The previous was Gelmetti from 2009, before that, was Giuseppe Sinopoli who lasted
two years as unofficial interim, and after Ricardo Muti, who prudently limited himself to
honorary director.

For an ongoing heavyweight and international director in Rome, one needs to hearken
back to Tullio Serafin 1934-43, almost a century ago. The past year, Gatti was a step
away from accepting that title. Now he has plenty of free time, because of sexual
harassment allegations that caused his dismissal from the Concertgebouw of
Amsterdam. There are no specifics about the situation coming from the Netherlands,
and they are limiting themselves to saying that some women of the orchestra, without
giving their names, did not feel safe or comfortable around the Italian conductor, who
has refuted every accusation. This happened after an event from 20 years ago that was
reported by two singers to the Washington post.

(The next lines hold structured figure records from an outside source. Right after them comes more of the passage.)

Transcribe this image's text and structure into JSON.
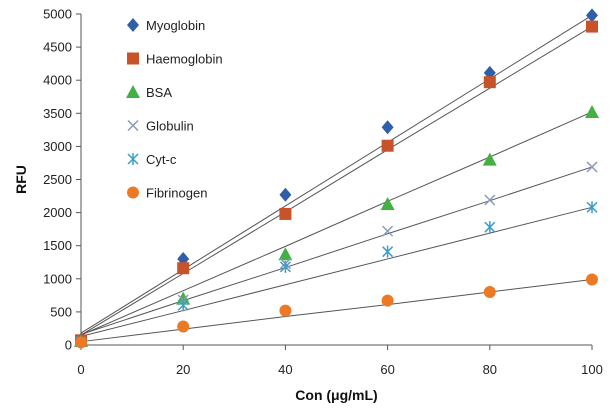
{
  "chart_data": {
    "type": "scatter",
    "xlabel": "Con (μg/mL)",
    "ylabel": "RFU",
    "xlim": [
      0,
      100
    ],
    "ylim": [
      0,
      5000
    ],
    "x_ticks": [
      0,
      20,
      40,
      60,
      80,
      100
    ],
    "y_ticks": [
      0,
      500,
      1000,
      1500,
      2000,
      2500,
      3000,
      3500,
      4000,
      4500,
      5000
    ],
    "legend": "upper-left, inside plot",
    "grid": false,
    "trendlines": true,
    "x": [
      0,
      20,
      40,
      60,
      80,
      100
    ],
    "series": [
      {
        "name": "Myoglobin",
        "marker": "diamond",
        "color": "#2e5fa8",
        "values": [
          80,
          1300,
          2270,
          3290,
          4110,
          4980
        ],
        "trend": [
          180,
          1140,
          2100,
          3060,
          4020,
          4980
        ]
      },
      {
        "name": "Haemoglobin",
        "marker": "square",
        "color": "#c8522a",
        "values": [
          70,
          1160,
          1980,
          3010,
          3970,
          4810
        ],
        "trend": [
          150,
          1080,
          2010,
          2950,
          3880,
          4810
        ]
      },
      {
        "name": "BSA",
        "marker": "triangle",
        "color": "#44b043",
        "values": [
          60,
          700,
          1370,
          2130,
          2800,
          3520
        ],
        "trend": [
          150,
          820,
          1490,
          2170,
          2840,
          3520
        ]
      },
      {
        "name": "Globulin",
        "marker": "x",
        "color": "#8a9bbf",
        "values": [
          50,
          680,
          1230,
          1720,
          2190,
          2690
        ],
        "trend": [
          160,
          670,
          1170,
          1680,
          2180,
          2690
        ]
      },
      {
        "name": "Cyt-c",
        "marker": "star",
        "color": "#3a9fc8",
        "values": [
          50,
          600,
          1180,
          1410,
          1780,
          2080
        ],
        "trend": [
          130,
          520,
          910,
          1300,
          1690,
          2080
        ]
      },
      {
        "name": "Fibrinogen",
        "marker": "circle",
        "color": "#ec7a25",
        "values": [
          40,
          280,
          520,
          670,
          800,
          990
        ],
        "trend": [
          50,
          240,
          430,
          610,
          800,
          990
        ]
      }
    ]
  }
}
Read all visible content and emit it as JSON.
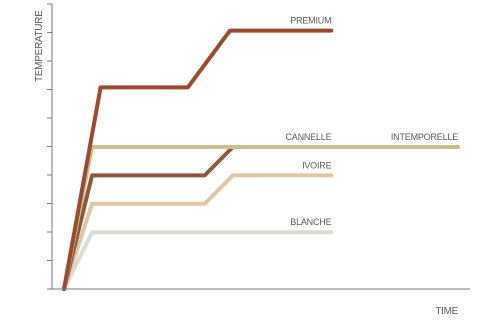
{
  "chart_data": {
    "type": "line",
    "xlabel": "TIME",
    "ylabel": "TEMPERATURE",
    "xlim": [
      0,
      14
    ],
    "ylim": [
      0,
      10
    ],
    "grid": false,
    "series": [
      {
        "name": "BLANCHE",
        "color": "#dcdad6",
        "x": [
          0,
          1,
          9.5
        ],
        "y": [
          0,
          2,
          2
        ]
      },
      {
        "name": "IVOIRE",
        "color": "#e2c6a2",
        "x": [
          0,
          1,
          5,
          6,
          9.5
        ],
        "y": [
          0,
          3,
          3,
          4,
          4
        ]
      },
      {
        "name": "CANNELLE",
        "color": "#8a5a3b",
        "x": [
          0,
          1,
          5,
          6,
          9.5
        ],
        "y": [
          0,
          4,
          4,
          5,
          5
        ]
      },
      {
        "name": "INTEMPORELLE",
        "color": "#c8c18d",
        "x": [
          0,
          1,
          14
        ],
        "y": [
          0,
          5,
          5
        ]
      },
      {
        "name": "PREMIUM",
        "color": "#9b4a31",
        "x": [
          0,
          1.3,
          4.4,
          5.9,
          9.5
        ],
        "y": [
          0,
          7.1,
          7.1,
          9.1,
          9.1
        ]
      }
    ]
  }
}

Rigoletto is his first opera since the summer scandal, save for concerts in Florence,
Monaco, St. Petersburg, and in China. He will find a theatre in growth that has been
happening during the past four years, under superintendent Carlo Fuortes, from 7 to 14
million in profits. It seems to be an even exchange: for the theatre and for the director it
is a boon.
Well now, Rigoletto. The splendid voice of Lisette Oropesa as Gilda unites itself with the
great experience of Roberto Fronatli, who appeared with a sparkling blue jacket, a
clown white face: he did not have a hump, he walked with a little limp as if he had one.

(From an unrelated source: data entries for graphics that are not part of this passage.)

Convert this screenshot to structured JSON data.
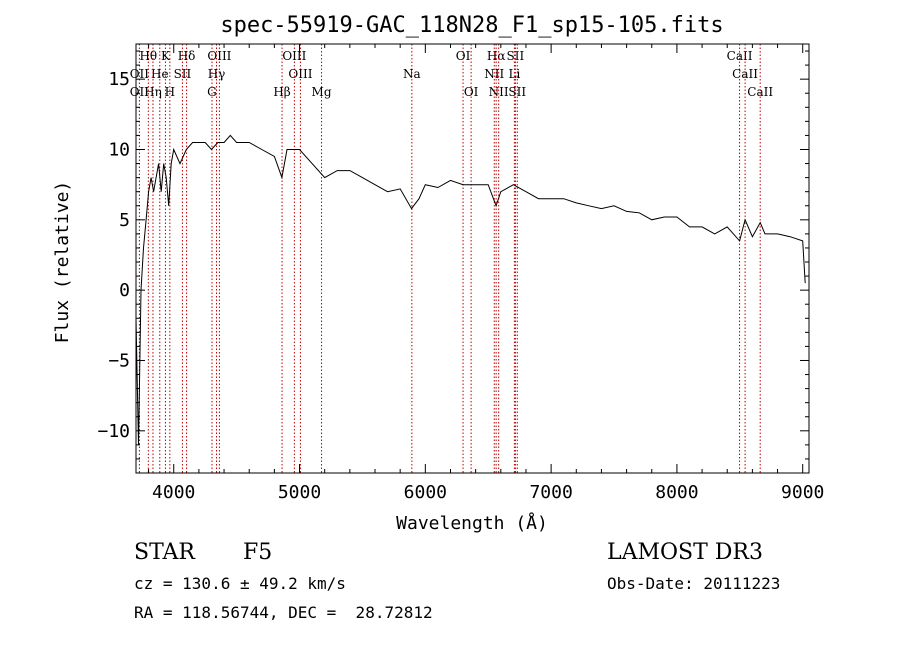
{
  "chart_data": {
    "type": "line",
    "title": "spec-55919-GAC_118N28_F1_sp15-105.fits",
    "xlabel": "Wavelength (Å)",
    "ylabel": "Flux (relative)",
    "xlim": [
      3700,
      9050
    ],
    "ylim": [
      -13,
      17.5
    ],
    "x_ticks": [
      4000,
      5000,
      6000,
      7000,
      8000,
      9000
    ],
    "y_ticks": [
      -10,
      -5,
      0,
      5,
      10,
      15
    ],
    "series": [
      {
        "name": "spectrum",
        "x": [
          3700,
          3720,
          3740,
          3760,
          3780,
          3800,
          3820,
          3840,
          3860,
          3880,
          3900,
          3920,
          3940,
          3960,
          3980,
          4000,
          4050,
          4100,
          4150,
          4200,
          4250,
          4300,
          4350,
          4400,
          4450,
          4500,
          4600,
          4700,
          4800,
          4860,
          4900,
          5000,
          5100,
          5200,
          5300,
          5400,
          5500,
          5600,
          5700,
          5800,
          5890,
          5950,
          6000,
          6100,
          6200,
          6300,
          6400,
          6500,
          6563,
          6600,
          6700,
          6800,
          6900,
          7000,
          7100,
          7200,
          7300,
          7400,
          7500,
          7600,
          7700,
          7800,
          7900,
          8000,
          8100,
          8200,
          8300,
          8400,
          8498,
          8542,
          8600,
          8662,
          8700,
          8800,
          8900,
          9000,
          9020
        ],
        "y": [
          -2,
          -11,
          0,
          3,
          5,
          7,
          8,
          7,
          8,
          9,
          7,
          9,
          8,
          6,
          9,
          10,
          9,
          10,
          10.5,
          10.5,
          10.5,
          10,
          10.5,
          10.5,
          11,
          10.5,
          10.5,
          10,
          9.5,
          8,
          10,
          10,
          9,
          8,
          8.5,
          8.5,
          8,
          7.5,
          7,
          7.2,
          5.8,
          6.5,
          7.5,
          7.3,
          7.8,
          7.5,
          7.5,
          7.5,
          6,
          7,
          7.5,
          7,
          6.5,
          6.5,
          6.5,
          6.2,
          6,
          5.8,
          6,
          5.6,
          5.5,
          5,
          5.2,
          5.2,
          4.5,
          4.5,
          4,
          4.5,
          3.5,
          5,
          3.8,
          4.8,
          4,
          4,
          3.8,
          3.5,
          0.5
        ]
      }
    ],
    "line_labels": [
      {
        "label": "Hθ",
        "wavelength": 3798,
        "row": 1
      },
      {
        "label": "K",
        "wavelength": 3934,
        "row": 1
      },
      {
        "label": "Hδ",
        "wavelength": 4102,
        "row": 1
      },
      {
        "label": "OIII",
        "wavelength": 4363,
        "row": 1
      },
      {
        "label": "OIII",
        "wavelength": 4959,
        "row": 1
      },
      {
        "label": "OI",
        "wavelength": 6300,
        "row": 1
      },
      {
        "label": "Hα",
        "wavelength": 6563,
        "row": 1
      },
      {
        "label": "SII",
        "wavelength": 6716,
        "row": 1
      },
      {
        "label": "CaII",
        "wavelength": 8498,
        "row": 1
      },
      {
        "label": "OII",
        "wavelength": 3727,
        "row": 2
      },
      {
        "label": "He",
        "wavelength": 3889,
        "row": 2
      },
      {
        "label": "SII",
        "wavelength": 4069,
        "row": 2
      },
      {
        "label": "Hγ",
        "wavelength": 4340,
        "row": 2
      },
      {
        "label": "OIII",
        "wavelength": 5007,
        "row": 2
      },
      {
        "label": "Na",
        "wavelength": 5893,
        "row": 2
      },
      {
        "label": "NII",
        "wavelength": 6548,
        "row": 2
      },
      {
        "label": "Li",
        "wavelength": 6708,
        "row": 2
      },
      {
        "label": "CaII",
        "wavelength": 8542,
        "row": 2
      },
      {
        "label": "OII",
        "wavelength": 3727,
        "row": 3
      },
      {
        "label": "Hη",
        "wavelength": 3835,
        "row": 3
      },
      {
        "label": "H",
        "wavelength": 3969,
        "row": 3
      },
      {
        "label": "G",
        "wavelength": 4304,
        "row": 3
      },
      {
        "label": "Hβ",
        "wavelength": 4861,
        "row": 3
      },
      {
        "label": "Mg",
        "wavelength": 5175,
        "row": 3
      },
      {
        "label": "OI",
        "wavelength": 6364,
        "row": 3
      },
      {
        "label": "NII",
        "wavelength": 6583,
        "row": 3
      },
      {
        "label": "SII",
        "wavelength": 6731,
        "row": 3
      },
      {
        "label": "CaII",
        "wavelength": 8662,
        "row": 3
      }
    ],
    "line_color": "#c00000"
  },
  "info": {
    "class": "STAR",
    "subclass": "F5",
    "survey": "LAMOST DR3",
    "cz": "cz = 130.6 ± 49.2 km/s",
    "obs_date": "Obs-Date: 20111223",
    "radec": "RA = 118.56744, DEC =  28.72812"
  }
}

The block of red buildings commemorate the farmstead setting of the film, as well as the
steel stairs that are all over the set. Thanks to the houses with their stair rails and the
fog of the Po, the director’s vision hardly vanished. Next the setting, Bertolucci tours
through Verdian places and even to Mantua, where the opera carries out. It is notable
to mention the first scene of the movie, in which the hunchback of the village, named
Rigoletto for his passionate singing, comes howling to announce the death of Verdi. The
duke’s party has orgiastic moments, the women in fishnets; the men morose and
menacing, in uniforms, black boots and shirts, or in plain clothes like the secret police,
highlighting their muscularity. We move from the 16th century to the tail end of fascism.

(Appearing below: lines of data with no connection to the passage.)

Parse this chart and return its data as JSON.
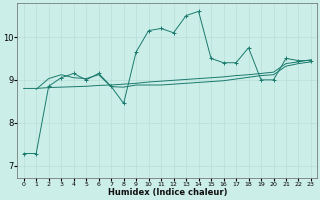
{
  "xlabel": "Humidex (Indice chaleur)",
  "bg_color": "#cceee8",
  "grid_color": "#b8ddd8",
  "line_color": "#1a7a6e",
  "xlim": [
    -0.5,
    23.5
  ],
  "ylim": [
    6.7,
    10.8
  ],
  "xticks": [
    0,
    1,
    2,
    3,
    4,
    5,
    6,
    7,
    8,
    9,
    10,
    11,
    12,
    13,
    14,
    15,
    16,
    17,
    18,
    19,
    20,
    21,
    22,
    23
  ],
  "yticks": [
    7,
    8,
    9,
    10
  ],
  "jagged_x": [
    0,
    1,
    2,
    3,
    4,
    5,
    6,
    7,
    8,
    9,
    10,
    11,
    12,
    13,
    14,
    15,
    16,
    17,
    18,
    19,
    20,
    21,
    22,
    23
  ],
  "jagged_y": [
    7.28,
    7.28,
    8.85,
    9.05,
    9.15,
    9.0,
    9.15,
    8.85,
    8.45,
    9.65,
    10.15,
    10.2,
    10.1,
    10.5,
    10.6,
    9.5,
    9.4,
    9.4,
    9.75,
    9.0,
    9.0,
    9.5,
    9.45,
    9.45
  ],
  "smooth1_x": [
    0,
    1,
    2,
    3,
    4,
    5,
    6,
    7,
    8,
    9,
    10,
    11,
    12,
    13,
    14,
    15,
    16,
    17,
    18,
    19,
    20,
    21,
    22,
    23
  ],
  "smooth1_y": [
    8.8,
    8.8,
    8.82,
    8.83,
    8.84,
    8.85,
    8.87,
    8.88,
    8.9,
    8.92,
    8.95,
    8.97,
    8.99,
    9.01,
    9.03,
    9.05,
    9.07,
    9.1,
    9.12,
    9.15,
    9.18,
    9.38,
    9.42,
    9.47
  ],
  "smooth2_x": [
    1,
    2,
    3,
    4,
    5,
    6,
    7,
    8,
    9,
    10,
    11,
    12,
    13,
    14,
    15,
    16,
    17,
    18,
    19,
    20,
    21,
    22,
    23
  ],
  "smooth2_y": [
    8.78,
    9.03,
    9.12,
    9.05,
    9.03,
    9.12,
    8.84,
    8.83,
    8.88,
    8.88,
    8.88,
    8.9,
    8.92,
    8.94,
    8.96,
    8.98,
    9.02,
    9.06,
    9.1,
    9.12,
    9.32,
    9.38,
    9.42
  ]
}
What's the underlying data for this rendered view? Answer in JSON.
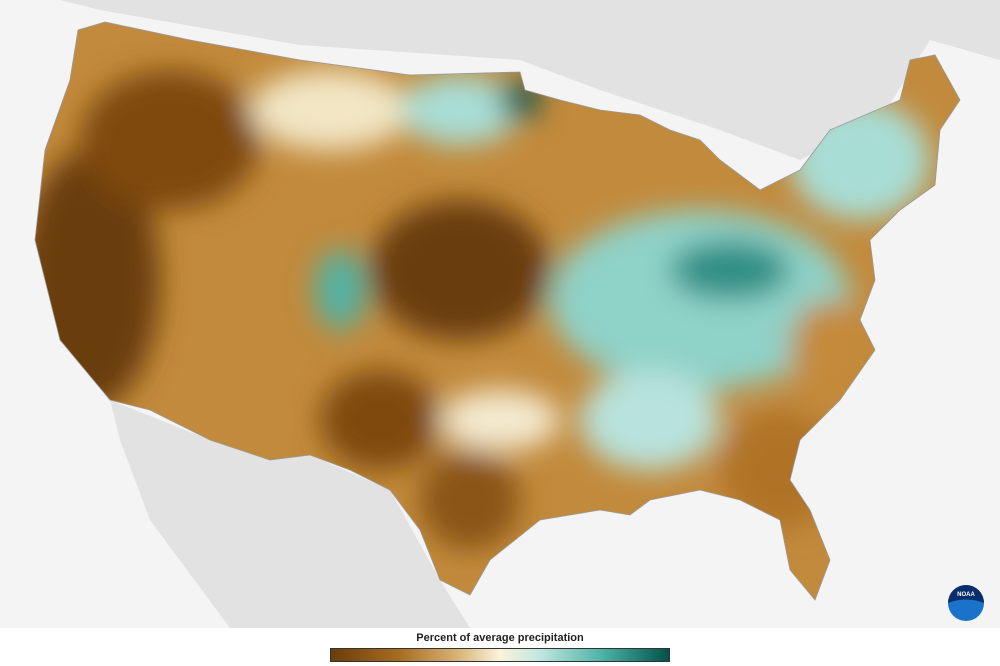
{
  "legend": {
    "title": "Percent of average precipitation"
  },
  "logo": {
    "text": "NOAA"
  }
}
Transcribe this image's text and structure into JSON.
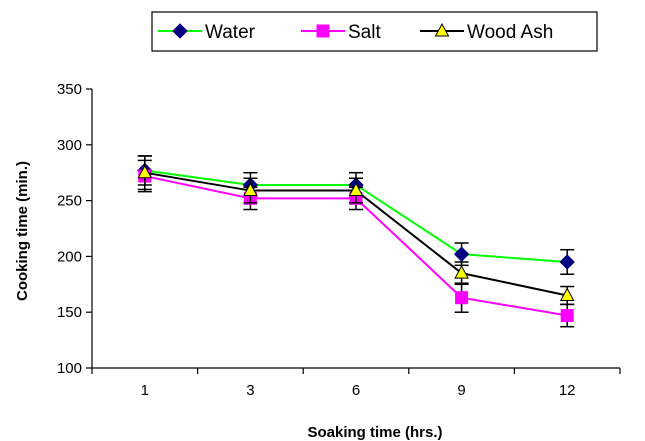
{
  "chart_data": {
    "type": "line",
    "title": "",
    "xlabel": "Soaking time (hrs.)",
    "ylabel": "Cooking time (min.)",
    "categories": [
      "1",
      "3",
      "6",
      "9",
      "12"
    ],
    "ylim": [
      100,
      350
    ],
    "yticks": [
      100,
      150,
      200,
      250,
      300,
      350
    ],
    "grid": false,
    "legend_position": "top",
    "error_bars": true,
    "series": [
      {
        "name": "Water",
        "values": [
          277,
          264,
          264,
          202,
          195
        ],
        "errors": [
          13,
          11,
          11,
          10,
          11
        ],
        "line_color": "#00ff00",
        "marker": "diamond",
        "marker_color": "#000080"
      },
      {
        "name": "Salt",
        "values": [
          272,
          252,
          252,
          163,
          147
        ],
        "errors": [
          14,
          10,
          10,
          13,
          10
        ],
        "line_color": "#ff00ff",
        "marker": "square",
        "marker_color": "#ff00ff"
      },
      {
        "name": "Wood Ash",
        "values": [
          275,
          259,
          259,
          185,
          165
        ],
        "errors": [
          15,
          11,
          11,
          10,
          8
        ],
        "line_color": "#000000",
        "marker": "triangle",
        "marker_color": "#ffff00"
      }
    ]
  }
}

But it does not lay it on thick; there is no ideology, nor the pulp fiction that is in vogue
today. Political power and the abuse of that power. The plausibility of the setting is in
what the protagonist says to Gilda: “Religion, family, patriotism, and my universe is in
you”. And thinking of the libertine duke, Verdi describes him like “an absolute dictator”;
for Abbado “one who doesn’t care”.

“Prepare yourself for a possible shock,” notes Gatti. “If one uses a phrase or an unusual
color, it creates havoc. Let us liberate ourselves from recordings, today we should want
things that Verdi pushed for when he thought of writing this way.” He has split the score
into four parts. The score is a key that is intellectualized, it is restless and dense,
renouncing to the fire and to the genuine freedom that burns between deceit and
revenge, choosing “slow tempos” (Here and there with sudden and quick ignition.) He is
a Rigoletto with lone nobility, whole and functional “to the drama and not to pure vocal
virtuosity” The melody was entrusted with the orchestra, the characters reflecting
through singing “talking” about their own conditions. It is very modern take on theatre.
Rigoletto’s deformity is one that is interior, which is his curse; his beloved daughter that
dies walking, as if transfigured. The two Daniele’s comeback, “we are not saying the
truth, or listening to the directors, but only following the directions of the composer”
The spectacle is meant to be homage to Verdi.